August 31, 2021
Bullard will become a voting member on monetary policy beginning in January of next year. And he is one of few that has warned that the Fed may very well face an inflation storm — a storm they will be forced to fight.
And he's one of few that has directly said that the current asset purchases, at this stage, are not helping the economy, but possibly fueling a housing bubble. In fact, he said plainly, "the Fed doesn't need another housing bubble."
On that note, let's take a look at the housing data from this morning.
Thanks to a powerful formula of tailwinds for housing (largely including Fed policy), the July report showed a 19% rise in prices over the past year.
This past year is, of course, only an acceleration of the bull trend in housing of the past ten years. Here's a look at what this trajectory of the this housing price run looks like compared to the housing bubble of the early 2000s…
As you can see, if we measure the ten-year trend, in each case, the appreciation in house prices is spot-on, the same … up 92%.
With that, it just so happens that the catalyst for an end of this run is here. The Fed has been buying $120 billion a month of bonds, $40 billion of which have are mortgage backed securities. That has ensured that the flow of credit into housing would be easy and plentiful. As such, housing prices have boomed.

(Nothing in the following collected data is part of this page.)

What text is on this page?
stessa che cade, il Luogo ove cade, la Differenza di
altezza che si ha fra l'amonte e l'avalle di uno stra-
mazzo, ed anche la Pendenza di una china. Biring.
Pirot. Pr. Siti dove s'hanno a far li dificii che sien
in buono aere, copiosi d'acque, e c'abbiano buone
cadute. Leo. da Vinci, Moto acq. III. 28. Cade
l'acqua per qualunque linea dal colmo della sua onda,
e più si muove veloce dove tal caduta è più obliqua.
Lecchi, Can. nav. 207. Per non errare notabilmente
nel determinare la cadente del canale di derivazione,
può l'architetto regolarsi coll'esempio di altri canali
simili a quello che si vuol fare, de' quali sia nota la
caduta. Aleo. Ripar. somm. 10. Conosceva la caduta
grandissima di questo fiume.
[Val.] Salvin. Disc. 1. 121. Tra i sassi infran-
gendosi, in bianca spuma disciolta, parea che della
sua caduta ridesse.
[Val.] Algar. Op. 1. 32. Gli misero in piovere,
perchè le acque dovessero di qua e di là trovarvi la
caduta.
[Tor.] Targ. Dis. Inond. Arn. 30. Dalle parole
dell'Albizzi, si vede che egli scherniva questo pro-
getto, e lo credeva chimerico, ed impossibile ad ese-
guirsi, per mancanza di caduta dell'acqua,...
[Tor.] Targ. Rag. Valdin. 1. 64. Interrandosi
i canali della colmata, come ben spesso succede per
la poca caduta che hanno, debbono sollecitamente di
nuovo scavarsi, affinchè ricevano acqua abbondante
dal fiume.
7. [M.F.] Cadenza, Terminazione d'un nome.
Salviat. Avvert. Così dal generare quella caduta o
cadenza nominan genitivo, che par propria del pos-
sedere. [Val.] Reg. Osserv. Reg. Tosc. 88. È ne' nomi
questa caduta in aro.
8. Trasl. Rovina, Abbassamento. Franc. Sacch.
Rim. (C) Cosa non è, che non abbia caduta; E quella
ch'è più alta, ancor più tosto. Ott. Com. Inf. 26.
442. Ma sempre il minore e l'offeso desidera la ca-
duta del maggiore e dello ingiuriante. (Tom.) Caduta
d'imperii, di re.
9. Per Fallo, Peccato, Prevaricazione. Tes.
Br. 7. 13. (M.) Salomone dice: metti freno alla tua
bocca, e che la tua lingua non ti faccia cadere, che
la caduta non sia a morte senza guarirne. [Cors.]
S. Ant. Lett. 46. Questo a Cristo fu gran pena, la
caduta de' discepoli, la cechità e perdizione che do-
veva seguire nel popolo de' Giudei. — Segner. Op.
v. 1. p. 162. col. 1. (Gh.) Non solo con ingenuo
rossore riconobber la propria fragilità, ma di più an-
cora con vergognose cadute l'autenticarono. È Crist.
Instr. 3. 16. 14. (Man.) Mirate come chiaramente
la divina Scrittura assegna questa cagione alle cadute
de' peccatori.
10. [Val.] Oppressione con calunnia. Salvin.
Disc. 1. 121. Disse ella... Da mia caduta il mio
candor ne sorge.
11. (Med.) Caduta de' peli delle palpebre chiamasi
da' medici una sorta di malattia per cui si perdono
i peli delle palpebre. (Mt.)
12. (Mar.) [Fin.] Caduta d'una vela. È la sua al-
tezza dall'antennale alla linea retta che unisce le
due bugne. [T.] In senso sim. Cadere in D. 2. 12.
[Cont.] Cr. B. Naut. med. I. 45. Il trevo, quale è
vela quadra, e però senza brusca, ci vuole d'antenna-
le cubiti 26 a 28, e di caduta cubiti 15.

But with the Fed now positioned to begin the end of bond purchases, expect their first move to be curtailing the mortgage bonds (cutoff the housing fuel). That should put the brakes on the aggressively rising housing market. But unlike the 2000s bubble burst, the economy still has room to run, employment has room to boom, and we don't have the cliff of mortgage rate resets that triggered the defaults in housing back in 2007.